Numa sala repleta de educadores, a imortal se mostrou impaciente com os professores ignorantes que nada sabem sobre literatura e pedem às crianças para escreveram cartas ao autor e aí este recebe pilhas e pilhas e pilhas e pilhas de missivas dizendo que adorou tal livro, que ama o autor e por fim, pedindo um livro autografado. Ana Maria Machado parecia estar tomada da ferrugem azul do seu personagem Raul. Desenferrujou mostrando garras de lobo. Detesta receber cartas de crianças ignorantes instruídas por professores ignorantes e que, apesar de ter uma equipe para responder a tais cartas e selecionar outras para uma possível e erudita carta-resposta do punho da própria autora, não acha que esta relação seja importante. Aí, eu enferrujei. Confesso que manchas azuis tomaram meu corpo. Decidi fuçar por aí para saber qual a relação que alguns autores com livros igualmente imperdíveis como os de Ana Maria Machado têm com as cartas que recebem das crianças. Descobri que existem sim, poucos, que detestam receber essas cartas que dizem “eu te amo”, “adoro seu livro”, “me dá um autógrafo”, etc (acham perda de tempo e sequer respondem). Mas uma maioria adora manter o contato com seus leitores, independente do grau de erudição (???). Realmente, não é obrigação de Ana Maria Machado responder cartas. Nem dar autógrafos em folhas de papel que não estejam permeadas com seus textos. Afinal, ela não é dona de fábrica de papel. Recomendamos a todos que leiam os livros de Ana Maria Machado. São ótimos. Mas – independente da sua erudição – não escreva para ela. Pode estar atrapalhando seu momento de inspiração. Ela não tem tempo para responder suas cartas. É uma imortal. Seu tempo deve ser restrito ao trabalho de escrever. E ela escreve muito bem. Ah, não esqueçam: Se encontrá-la por aí na rua só peça um autógrafo se estiver munido de um livro dela, numa edição bem cuidada. Cuidado para não dizer nenhuma besteira. Ana Maria Machado pode não gostar.

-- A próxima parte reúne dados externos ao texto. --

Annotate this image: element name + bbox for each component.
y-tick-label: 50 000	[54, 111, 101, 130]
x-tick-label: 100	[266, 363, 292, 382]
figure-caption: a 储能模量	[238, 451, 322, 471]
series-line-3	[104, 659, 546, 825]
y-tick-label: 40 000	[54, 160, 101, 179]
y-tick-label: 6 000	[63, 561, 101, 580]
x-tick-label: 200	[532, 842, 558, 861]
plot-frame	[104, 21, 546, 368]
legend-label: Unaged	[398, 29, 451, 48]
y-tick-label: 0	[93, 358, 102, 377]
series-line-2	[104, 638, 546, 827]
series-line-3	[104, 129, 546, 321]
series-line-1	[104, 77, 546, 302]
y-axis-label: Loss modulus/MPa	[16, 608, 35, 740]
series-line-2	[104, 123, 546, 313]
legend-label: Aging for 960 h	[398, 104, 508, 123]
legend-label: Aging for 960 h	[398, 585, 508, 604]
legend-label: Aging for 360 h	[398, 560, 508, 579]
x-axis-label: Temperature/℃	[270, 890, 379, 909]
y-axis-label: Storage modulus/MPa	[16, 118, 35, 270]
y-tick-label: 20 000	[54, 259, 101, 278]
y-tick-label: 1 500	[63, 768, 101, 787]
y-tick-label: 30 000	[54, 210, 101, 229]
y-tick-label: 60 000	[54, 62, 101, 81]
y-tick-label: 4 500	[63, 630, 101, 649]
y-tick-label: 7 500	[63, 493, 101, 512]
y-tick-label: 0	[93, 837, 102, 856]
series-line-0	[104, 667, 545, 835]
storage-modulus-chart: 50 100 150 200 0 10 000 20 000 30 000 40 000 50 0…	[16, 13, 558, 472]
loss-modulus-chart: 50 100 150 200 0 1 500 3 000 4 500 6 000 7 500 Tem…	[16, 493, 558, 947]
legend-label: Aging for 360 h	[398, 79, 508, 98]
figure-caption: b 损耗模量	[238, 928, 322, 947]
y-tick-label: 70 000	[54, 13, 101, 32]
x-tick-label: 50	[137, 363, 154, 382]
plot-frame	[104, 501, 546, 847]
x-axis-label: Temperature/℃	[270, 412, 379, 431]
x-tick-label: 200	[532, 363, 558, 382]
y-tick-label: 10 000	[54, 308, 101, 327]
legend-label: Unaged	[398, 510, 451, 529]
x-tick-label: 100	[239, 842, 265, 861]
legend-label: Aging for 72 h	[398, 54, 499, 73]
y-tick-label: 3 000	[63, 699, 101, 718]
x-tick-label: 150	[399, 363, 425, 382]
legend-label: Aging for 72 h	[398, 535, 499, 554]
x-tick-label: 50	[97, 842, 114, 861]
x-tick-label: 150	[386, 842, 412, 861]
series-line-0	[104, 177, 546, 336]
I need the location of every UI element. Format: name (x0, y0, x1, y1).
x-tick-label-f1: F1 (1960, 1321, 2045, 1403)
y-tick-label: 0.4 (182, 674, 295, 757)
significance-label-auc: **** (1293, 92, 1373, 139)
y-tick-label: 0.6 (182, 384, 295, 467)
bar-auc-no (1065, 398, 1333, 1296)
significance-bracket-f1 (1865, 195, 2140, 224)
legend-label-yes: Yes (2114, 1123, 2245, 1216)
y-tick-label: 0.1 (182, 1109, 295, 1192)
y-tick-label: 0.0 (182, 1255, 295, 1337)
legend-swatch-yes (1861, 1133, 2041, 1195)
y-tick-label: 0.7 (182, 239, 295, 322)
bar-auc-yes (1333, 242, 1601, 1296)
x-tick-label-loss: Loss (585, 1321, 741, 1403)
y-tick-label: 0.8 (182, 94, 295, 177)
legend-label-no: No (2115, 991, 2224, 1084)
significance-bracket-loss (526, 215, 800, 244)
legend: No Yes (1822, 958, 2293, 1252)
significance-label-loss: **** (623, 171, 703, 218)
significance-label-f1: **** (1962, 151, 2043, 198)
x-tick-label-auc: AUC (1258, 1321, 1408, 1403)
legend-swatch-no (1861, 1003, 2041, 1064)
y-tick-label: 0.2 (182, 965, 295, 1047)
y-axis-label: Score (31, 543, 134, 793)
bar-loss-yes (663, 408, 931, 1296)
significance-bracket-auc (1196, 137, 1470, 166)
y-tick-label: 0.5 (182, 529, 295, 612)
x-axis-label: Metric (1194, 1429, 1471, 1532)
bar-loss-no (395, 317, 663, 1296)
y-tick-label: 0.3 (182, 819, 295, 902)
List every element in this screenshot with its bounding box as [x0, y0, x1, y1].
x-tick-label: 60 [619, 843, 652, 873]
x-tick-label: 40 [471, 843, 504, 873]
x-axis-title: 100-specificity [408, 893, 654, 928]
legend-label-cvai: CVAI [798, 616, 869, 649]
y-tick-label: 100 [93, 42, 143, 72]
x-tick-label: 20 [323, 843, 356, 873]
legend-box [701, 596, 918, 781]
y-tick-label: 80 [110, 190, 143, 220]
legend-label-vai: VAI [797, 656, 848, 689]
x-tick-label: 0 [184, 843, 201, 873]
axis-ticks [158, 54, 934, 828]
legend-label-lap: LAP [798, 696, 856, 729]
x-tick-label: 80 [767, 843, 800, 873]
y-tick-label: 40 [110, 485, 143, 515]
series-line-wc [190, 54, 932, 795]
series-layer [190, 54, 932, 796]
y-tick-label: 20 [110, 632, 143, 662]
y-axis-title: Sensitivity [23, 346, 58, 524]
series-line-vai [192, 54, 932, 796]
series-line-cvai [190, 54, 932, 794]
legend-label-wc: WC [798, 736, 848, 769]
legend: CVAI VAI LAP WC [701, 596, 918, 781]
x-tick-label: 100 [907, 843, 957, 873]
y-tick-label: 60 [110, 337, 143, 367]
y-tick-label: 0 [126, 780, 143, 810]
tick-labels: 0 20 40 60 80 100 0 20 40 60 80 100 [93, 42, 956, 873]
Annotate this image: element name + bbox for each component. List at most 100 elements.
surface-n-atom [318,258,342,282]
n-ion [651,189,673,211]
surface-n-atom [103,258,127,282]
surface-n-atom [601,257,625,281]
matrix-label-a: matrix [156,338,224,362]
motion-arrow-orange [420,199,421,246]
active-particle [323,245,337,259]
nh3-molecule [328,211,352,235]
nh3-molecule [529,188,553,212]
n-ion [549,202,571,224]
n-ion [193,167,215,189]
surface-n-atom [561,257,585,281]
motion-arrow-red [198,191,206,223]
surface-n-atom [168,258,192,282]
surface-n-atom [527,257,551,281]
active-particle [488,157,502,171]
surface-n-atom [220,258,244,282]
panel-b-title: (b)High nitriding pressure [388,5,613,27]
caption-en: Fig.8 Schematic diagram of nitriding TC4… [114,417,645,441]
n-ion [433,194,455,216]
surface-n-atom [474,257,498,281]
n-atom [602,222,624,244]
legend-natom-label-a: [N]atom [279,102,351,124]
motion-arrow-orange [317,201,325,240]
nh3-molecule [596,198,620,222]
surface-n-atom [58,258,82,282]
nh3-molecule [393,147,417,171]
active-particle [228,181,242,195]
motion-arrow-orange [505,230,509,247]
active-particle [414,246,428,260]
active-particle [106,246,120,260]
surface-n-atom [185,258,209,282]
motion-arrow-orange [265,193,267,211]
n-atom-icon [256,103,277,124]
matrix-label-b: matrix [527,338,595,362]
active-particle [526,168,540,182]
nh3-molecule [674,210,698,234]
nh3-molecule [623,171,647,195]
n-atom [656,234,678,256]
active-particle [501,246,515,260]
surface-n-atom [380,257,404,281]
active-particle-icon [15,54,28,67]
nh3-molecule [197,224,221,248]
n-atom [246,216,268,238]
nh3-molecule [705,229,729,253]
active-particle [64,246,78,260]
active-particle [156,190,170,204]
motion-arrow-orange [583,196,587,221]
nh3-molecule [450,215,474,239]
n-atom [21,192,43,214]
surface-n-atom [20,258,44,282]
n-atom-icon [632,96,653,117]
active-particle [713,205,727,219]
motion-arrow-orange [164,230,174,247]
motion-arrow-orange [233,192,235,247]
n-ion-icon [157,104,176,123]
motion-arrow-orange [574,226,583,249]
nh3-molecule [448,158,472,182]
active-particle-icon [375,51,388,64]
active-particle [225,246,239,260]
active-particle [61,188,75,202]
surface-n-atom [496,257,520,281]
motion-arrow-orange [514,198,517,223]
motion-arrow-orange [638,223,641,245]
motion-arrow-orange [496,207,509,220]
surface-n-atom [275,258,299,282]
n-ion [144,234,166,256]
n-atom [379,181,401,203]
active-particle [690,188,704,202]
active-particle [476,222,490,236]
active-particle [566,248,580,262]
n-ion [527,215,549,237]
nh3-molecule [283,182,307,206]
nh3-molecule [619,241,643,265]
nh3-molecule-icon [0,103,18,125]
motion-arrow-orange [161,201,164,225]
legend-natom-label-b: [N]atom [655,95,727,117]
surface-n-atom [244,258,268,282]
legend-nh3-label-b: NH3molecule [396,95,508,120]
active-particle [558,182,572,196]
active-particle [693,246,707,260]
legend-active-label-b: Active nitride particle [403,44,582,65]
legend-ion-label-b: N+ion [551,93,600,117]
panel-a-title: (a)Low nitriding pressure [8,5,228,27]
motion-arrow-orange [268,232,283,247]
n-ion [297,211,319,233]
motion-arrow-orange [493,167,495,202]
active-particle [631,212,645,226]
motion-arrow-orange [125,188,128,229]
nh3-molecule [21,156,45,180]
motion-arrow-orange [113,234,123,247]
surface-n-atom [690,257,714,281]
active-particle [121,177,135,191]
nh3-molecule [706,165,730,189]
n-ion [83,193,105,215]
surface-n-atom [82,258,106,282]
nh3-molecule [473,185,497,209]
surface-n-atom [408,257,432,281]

Curioso é que naquela noite, quando chegamos a casa onde estávamos hospedados, nosso anfitrião contou que, quando criança, estudando em Rondônia, ficou marcado pela visita de Ana Maria Machado à sua escola quando ela autografou o melhor livro da sua infância: Raul da Ferrugem Azul. Lembra de detalhes da visita da autora. Fala de trechos do livro. Lembra da felicidade de compartilhar aquele espaço tão interiorano quanto Itabira, com a imortal. Entristeceu com nosso relato. Desencantou.
O menino Carlos Drummond de Andrade sozinho em seu quarto numa casa em Itabira, interior de Minas Gerais, lendo à luz do lampião não tinha autor indo à escola, não tinha Feira do Livro nem outras ações de incentivo à leitura. Mas se viu encantado pelos livros. Cresceu gênio da palavra. Mas Drummond é único. Seria poeta morando na lua. Talvez, se algum autor tivesse ido a Itabira naqueles idos, ajudasse a despertar noutras crianças o prazer de ler um bom livro. Não seriam poetas. Seriam como o filho de uma espectadora daquela tarde em São Paulo que levou à mesa a seguinte história:
Meu filho tem 11 anos. Recentemente descobri que ele escreve ótimos poemas. Dia desses ele me disse: - Mamãe, já sei o que vou ser quando crescer! Professor de matemática! Naquele instante parei pra pensar e fiz uma descoberta incrível: meu filho escreve por prazer!!!

Ana Maria Machado escreve muito bem. Carlos Drummond de Andrade escreveu muito bem. Milhões de brasileiros escrevem mal, independente dos professores que os educam ou deseducam. O buraco é muito mais embaixo. Todos sabemos disso. Acho que o futuro professor de matemática guardaria o autógrafo da imortal na gaveta da memória. Poderia até não ajudá-lo no desenvolvimento, na sedução do seu prazer em ler. Mas, certamente, guardaria um sentimento de conquista. Um tiquinho de felicidade, mesmo sabendo que o autógrafo foi num pedaço de papel que a autora não fabricou, já que seu livro pode muito bem ter sido lido numa biblioteca. Desenferrujei e pronto!!!